The Transportation Security Administration has been using social media to point out important travel rules, such as the fact that some countries necessitate that your passport must be valid at least 6 months beyond your date of entry.

Also, there are differences between a passport agency and an acceptance facility, for example, an agency can expedite a passport for $60 for travel within 14 days, while an acceptance facility demands about 6 to 8 weeks. You can find more details at

The T.S.A. also recommends travelers to have their passports and boarding passes ready at hand before they approach security lines to keep things moving smoothly and as fast as possible for everybody’s sake.

3. Receive Travel Alerts

Before you travel, you might consider enrolling in the Smart Traveler Enrollment Program, a free service that ensures you’ll get information from a consulate or embassy about safety conditions. By signing up through you also help an Embassy contact you in an emergency, such as a civil unrest or a natural disaster.

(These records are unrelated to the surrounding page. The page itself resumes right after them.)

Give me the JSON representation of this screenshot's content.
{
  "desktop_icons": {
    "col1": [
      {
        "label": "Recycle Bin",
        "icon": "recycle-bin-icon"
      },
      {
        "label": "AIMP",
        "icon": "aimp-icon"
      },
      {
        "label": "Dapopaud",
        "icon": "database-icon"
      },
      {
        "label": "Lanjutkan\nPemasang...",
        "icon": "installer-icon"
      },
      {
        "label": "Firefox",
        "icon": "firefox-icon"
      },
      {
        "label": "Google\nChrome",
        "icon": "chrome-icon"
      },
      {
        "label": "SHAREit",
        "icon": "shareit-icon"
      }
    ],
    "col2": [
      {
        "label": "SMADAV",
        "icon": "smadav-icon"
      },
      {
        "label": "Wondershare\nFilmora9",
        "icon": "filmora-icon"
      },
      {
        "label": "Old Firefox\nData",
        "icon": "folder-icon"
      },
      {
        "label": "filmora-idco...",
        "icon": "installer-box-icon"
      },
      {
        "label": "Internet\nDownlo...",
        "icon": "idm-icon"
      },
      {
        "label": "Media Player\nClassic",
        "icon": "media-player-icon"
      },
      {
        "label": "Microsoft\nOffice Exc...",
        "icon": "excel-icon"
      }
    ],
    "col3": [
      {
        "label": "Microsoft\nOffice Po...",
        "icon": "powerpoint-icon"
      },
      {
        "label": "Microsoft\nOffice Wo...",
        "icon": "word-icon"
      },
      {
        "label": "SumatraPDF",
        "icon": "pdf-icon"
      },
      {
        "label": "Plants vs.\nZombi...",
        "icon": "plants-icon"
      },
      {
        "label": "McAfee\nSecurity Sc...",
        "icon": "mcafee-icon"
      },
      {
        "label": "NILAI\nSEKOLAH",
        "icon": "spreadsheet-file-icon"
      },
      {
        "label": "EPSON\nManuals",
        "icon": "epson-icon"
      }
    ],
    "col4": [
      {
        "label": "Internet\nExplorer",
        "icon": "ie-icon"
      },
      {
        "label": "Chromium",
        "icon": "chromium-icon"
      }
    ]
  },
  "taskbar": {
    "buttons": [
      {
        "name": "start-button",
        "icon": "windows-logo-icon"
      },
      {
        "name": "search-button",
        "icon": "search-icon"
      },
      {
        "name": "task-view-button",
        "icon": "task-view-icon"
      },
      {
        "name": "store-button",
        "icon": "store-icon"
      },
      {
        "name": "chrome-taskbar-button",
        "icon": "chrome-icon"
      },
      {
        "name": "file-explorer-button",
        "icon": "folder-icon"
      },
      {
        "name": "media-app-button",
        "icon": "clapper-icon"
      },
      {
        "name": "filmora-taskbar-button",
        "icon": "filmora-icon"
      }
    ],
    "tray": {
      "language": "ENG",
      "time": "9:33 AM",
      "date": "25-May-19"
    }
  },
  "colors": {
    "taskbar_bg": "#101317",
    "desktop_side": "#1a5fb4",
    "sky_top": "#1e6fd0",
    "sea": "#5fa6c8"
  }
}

Almost everyone knows that during a crisis, you can use Facebook’s Safety Check to let your loved ones know that you’re safe and also to check if they’re doing fine. This feature was recently updated so users can include a personal message.

You may be interested to know that it’s the hurricane season in the Atlantic through November 30th.

4. Get more Information about Insurance and Terrorism

Following the terrorist attacks that have recently happened in London, Allianz Insurance reported receiving over one hundred claims from American passengers who want to cancel their trip to the UK.

In fact, a travel insurance policy may be covering trip interruptions and travel delays related to terrorism, you just have to carefully read the fine print regarding travel locations and dates.

For example, Allianz offers coverage in case a terrorist incident occurs at the traveler’s destination within 30 days of their arrival.
To evaluate your options.

5. Drivers and Ride-Sharers Should Be Precautious

Services like Getaround and Turo offer cars for rent by locals (per hour or per day). For example, a Getaround rental includes roadside assistance and insurance. But you have to find out what situations the insurance covers exactly.

If you’re ride-sharing, you need to make sure it’s actually legal at your destination and remember to check prices because ride-sharing may cost more than a taxi in some places.

If you’re taking your own car, you need to have the tires inspected and battery tested before hitting the road. Don’t forget to bring a spare key. Lockouts, flat tires, and dead batteries are the top reasons people call for assistance during summer.

It is highly recommended to travel with an emergency kit that contains first-aid supplies, flashlight, and a phone charger.